The company said it is the first CAD-pegged stablecoin issued by a regulated financial institution in Canada. Reserves are held in trust under Canadian law and are dedicated to redemption, according to the company. The token is live on major blockchains including Base, Ethereum and Tempo, with Solana support planned.
Calgary, Alberta-based Tetra raised $10 million for the project in September 2025, with backing from Shopify, Wealthsimple, Purpose Unlimited, Shakepay, ATB Financial, National Bank of Canada and Urbana Corporation, which owns a majority stake. The same consortium is also supporting the launch.

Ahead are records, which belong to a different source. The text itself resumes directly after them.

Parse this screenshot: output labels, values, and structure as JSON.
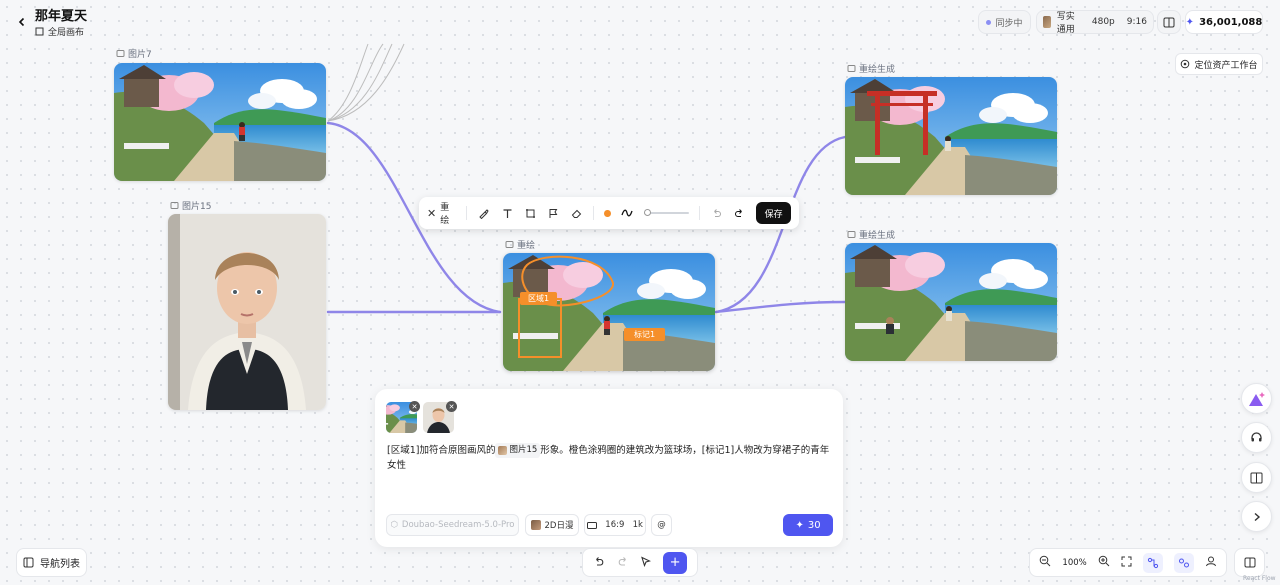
{
  "header": {
    "project_title": "那年夏天",
    "canvas_label": "全局画布",
    "sync_status": "同步中",
    "model_label": "写实通用",
    "resolution": "480p",
    "ratio": "9:16",
    "credits": "36,001,088",
    "locate_label": "定位资产工作台"
  },
  "nodes": {
    "img7_label": "图片7",
    "img15_label": "图片15",
    "redraw_label": "重绘",
    "region_tag": "区域1",
    "marker_tag": "标记1",
    "gen1_label": "重绘生成",
    "gen2_label": "重绘生成"
  },
  "toolbar": {
    "redraw_label": "重绘",
    "save_label": "保存",
    "accent_color": "#f58f2a"
  },
  "prompt": {
    "text_before": "[区域1]加符合原图画风的",
    "chip_label": "图片15",
    "text_after": "形象。橙色涂鸦圈的建筑改为篮球场，[标记1]人物改为穿裙子的青年女性",
    "model": "Doubao-Seedream-5.0-Pro",
    "style": "2D日漫",
    "aspect": "16:9",
    "size": "1k",
    "generate_cost": "30"
  },
  "bottom": {
    "nav_list_label": "导航列表",
    "zoom": "100%",
    "attribution": "React Flow"
  },
  "colors": {
    "accent": "#4f56f0",
    "edge": "#8f86e8"
  }
}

In December, Tetra ran testnet transactions between Wealthsimple and National Bank. The transfer was the first time a Canadian stablecoin moved between two financial institutions, the firm said.
Tetra positioned CADD for institutional use cases, including 24/7 cross-border settlement, real-time corporate treasury transfers, programmable marketplace payouts and direct fintech-to-fintech settlement without correspondent bank delays.
A market of 320 billion dollars
The launch is not a surprise as the stablecoin sector has grown exponentially in recent years but lacked a meaningful, regulated Canadian counterpart.
Canada clears about $424 billion per year. everyday on older rails that still rely on batch infrastructure first implemented in the 1980s, the company said. While the US is pushing to grow the stablecoin sector through regulation, Canadian companies have lacked a domestic option to move CAD onto blockchains, leaving USD-denominated stablecoins to dominate.
Global stablecoin transaction volume passed $27 trillion by 2025, surpassing Visa’s annual payment volume. The current stablecoin market capitalization is $320 billion, with the majority being USD stablecoins, according to DeFiLlama.
Meanwhile, competition in the country is small.
Stablecorp, backed by Coinbase Ventures, filed a preliminary prospectus for QCAD with the Ontario Securities Commission last June and received final approval in December. The token is not yet widely available.
There’s also Loon, a Calgary company founded by Paytrie in October, which is acquiring CADC, a stablecoin launching in 2021 that has processed more than $200 million in volume. Loon raised $3 million pre-seed and filed a prospectus with the Alberta Securities Commission.
Tetra Trust was Canada’s first regulated digital asset manager and provides custodian for the country’s first staking-enabled ether and solana ETFs.